Pharmacokinetics and therapeutic drug monitoring of antiretrovirals in pregnant women


Françoise Stanke-Labesque, Laboratoire de Pharmacologie, Centre Hospitalier Universitaire, Hôpital A. Michallon, BP 217, 38043 Grenoble Cedex 9, France or Laboratoire HP2, Université Grenoble 1, Institut Jean Roget, BP 170, 38042 Grenoble Cedex 9, France.
Tel: + 33 4 7676 5492
Fax: + 33 4 7676 8938


Highly active antiretroviral therapy is recommended for HIV-infected pregnant women to prevent mother-to-child transmission.

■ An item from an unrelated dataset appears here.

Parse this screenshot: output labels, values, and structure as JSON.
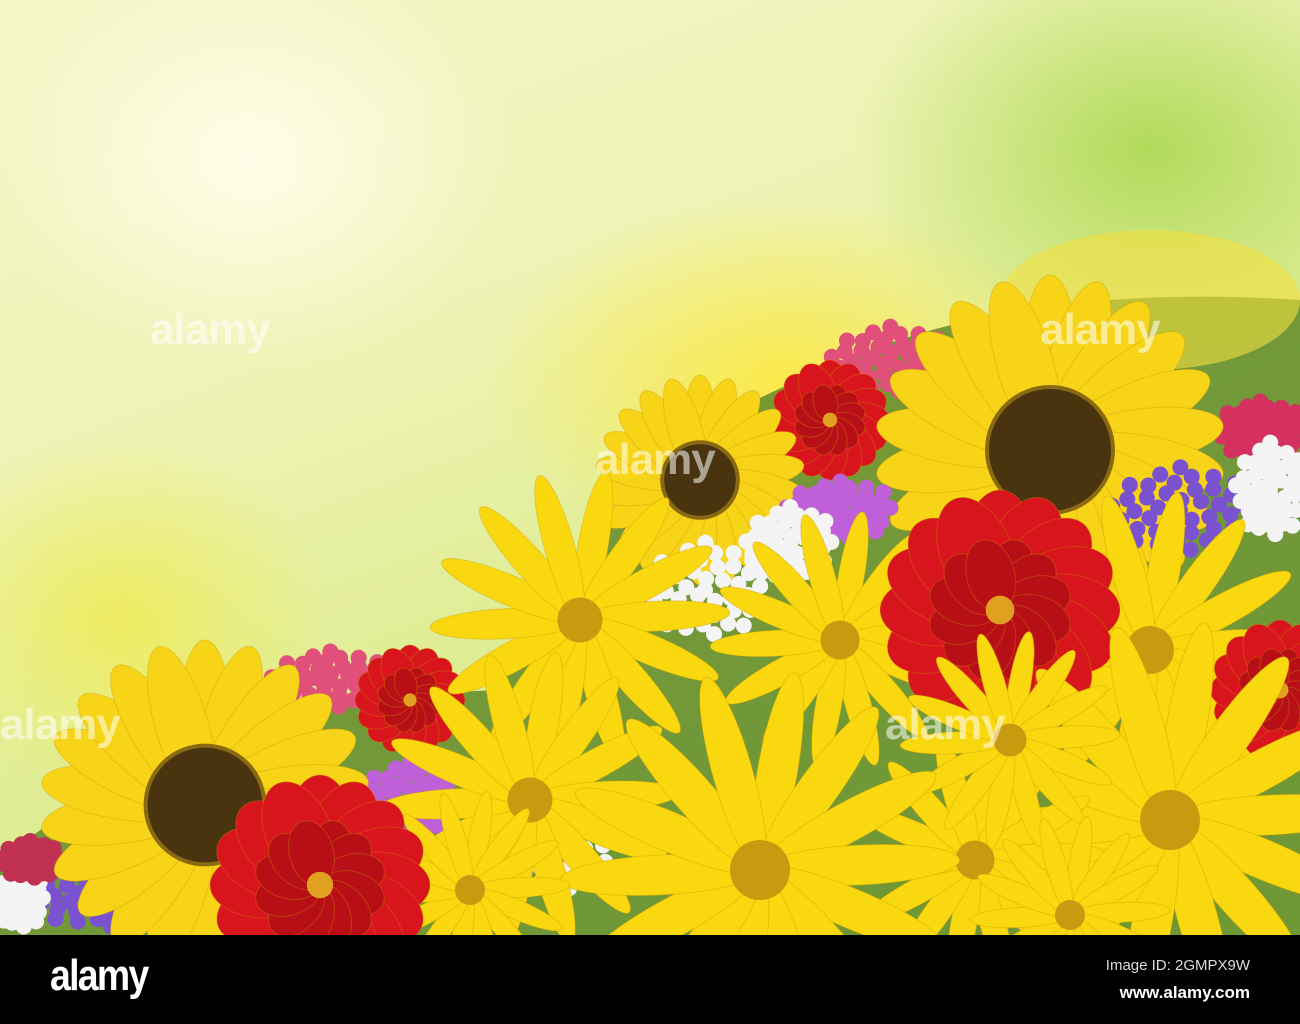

The specific physiological background induced by pregnancy leads to significant changes in maternal pharmacokinetics, suggesting potential variability in plasma concentrations of antiretrovirals during gestation. Therapeutic drug monitoring (TDM) of protease inhibitors (PIs) and non-nucleoside reverse transcriptase inhibitors (NNRTIs) is recommended in certain situations, including pregnancy, but its systematic use in HIV-infected pregnant women remains controversial. This review provides an update of the pharmacokinetic data available for PIs and NNRTIs in pregnant women and highlights the clinical interest of systematic TDM of certain antiretroviral drugs during pregnancy, including nevirapine, nelfinavir, saquinavir, indinavir and lopinavir.